Pendant tout ce temps, il a vécu en fils tendre et reconnaissant, dans l’intimité des deux femmes à qui il doit tout et dont, à cette heure, Je dévouement maternel, qui les a transformées, rachète le passé. De même quelles sont tout pour lui, de même il est tout pour elles. Elles aident à sa carrière, mettent à son service toute leur activité, importunent leurs amis en sa faveur, frappent à toutes les portes pour hâter son avancement. Elles sollicitent Talleyrand, le pair de France Lenoir de la Roche, le prince de Condé, à qui elles donnent des fêtes au château de Chenoise, où, en vertu d’un arrangement avec elles, il a ses équipages de chasse. En faveur de ce fils adoré, elles se permettent toutes les démarches. Elles écrivent au ministre de la Guerre Gouvion Saint-Cyr : « Vous êtes le père de tous les militaires français, le Turenne de notre temps. » Elles signent toutes deux cette supplique qui n’est qu’une apologie du jeune Chenoise, une longue énumération de ses mérites, qu’elles rappellent à l’effet de prouver qu’il est digne de devenir officier d’ordonnance du ministre.

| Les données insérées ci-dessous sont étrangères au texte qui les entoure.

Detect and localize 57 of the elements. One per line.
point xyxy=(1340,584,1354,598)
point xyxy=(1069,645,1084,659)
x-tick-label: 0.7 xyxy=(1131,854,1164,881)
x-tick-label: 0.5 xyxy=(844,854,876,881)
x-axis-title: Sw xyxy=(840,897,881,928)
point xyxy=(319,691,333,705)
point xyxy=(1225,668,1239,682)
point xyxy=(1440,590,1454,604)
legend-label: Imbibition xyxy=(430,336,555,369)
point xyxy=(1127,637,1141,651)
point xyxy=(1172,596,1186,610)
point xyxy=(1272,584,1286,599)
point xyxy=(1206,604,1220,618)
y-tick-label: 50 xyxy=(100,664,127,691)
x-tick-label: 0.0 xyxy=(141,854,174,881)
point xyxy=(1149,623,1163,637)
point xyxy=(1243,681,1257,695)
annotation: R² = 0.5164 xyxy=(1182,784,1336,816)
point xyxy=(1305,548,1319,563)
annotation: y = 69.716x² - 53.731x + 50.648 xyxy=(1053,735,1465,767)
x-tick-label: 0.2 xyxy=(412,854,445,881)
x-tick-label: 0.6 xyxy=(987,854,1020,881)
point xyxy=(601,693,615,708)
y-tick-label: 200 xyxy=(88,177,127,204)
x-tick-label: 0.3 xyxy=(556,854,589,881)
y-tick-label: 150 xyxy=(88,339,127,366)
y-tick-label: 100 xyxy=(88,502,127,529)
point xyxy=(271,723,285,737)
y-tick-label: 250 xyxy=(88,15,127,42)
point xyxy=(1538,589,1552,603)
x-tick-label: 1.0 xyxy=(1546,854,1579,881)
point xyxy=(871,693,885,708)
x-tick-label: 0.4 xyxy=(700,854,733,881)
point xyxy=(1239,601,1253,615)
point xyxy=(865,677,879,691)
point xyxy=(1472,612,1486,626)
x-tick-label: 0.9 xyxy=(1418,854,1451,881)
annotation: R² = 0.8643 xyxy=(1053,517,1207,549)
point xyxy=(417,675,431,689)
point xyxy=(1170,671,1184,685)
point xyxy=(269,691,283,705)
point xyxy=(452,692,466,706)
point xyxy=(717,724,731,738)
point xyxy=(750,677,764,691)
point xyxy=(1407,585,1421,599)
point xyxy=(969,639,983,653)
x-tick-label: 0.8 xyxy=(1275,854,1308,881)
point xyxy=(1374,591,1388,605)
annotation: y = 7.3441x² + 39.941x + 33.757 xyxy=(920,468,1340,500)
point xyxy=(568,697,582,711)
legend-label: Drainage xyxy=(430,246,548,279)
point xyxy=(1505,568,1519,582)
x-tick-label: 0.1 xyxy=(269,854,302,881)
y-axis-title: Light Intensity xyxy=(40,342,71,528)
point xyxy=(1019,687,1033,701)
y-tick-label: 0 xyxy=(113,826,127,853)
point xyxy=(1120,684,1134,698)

Ainsi, l’amour maternel si longtemps muet dans le cœur d’Adèle de Bellegarde a éclaté et, quoique tardif, il la métamorphose, tandis qu’Aurore, qui, depuis longtemps, avait secoué la funeste influence de Philibert Simond, a trouvé dans les devoirs de sa maternité d’emprunt sa véritable voie et, comme la tante Aurore de la romance, se croit déjà une aïeule. Elles vivent maintenant graves et dignes, rendues à leur milieu social, revenues de leurs équipées, vouées à des œuvres charitables, désarmant la malveillance par la rectitude de leur conduite, leur tolérance, leur bonne grâce, leur simplicité, repenties, sinon consolées, grâce au fils chéri qui remplace pour elles tout ce que leurs fautes leur ont fait perdre.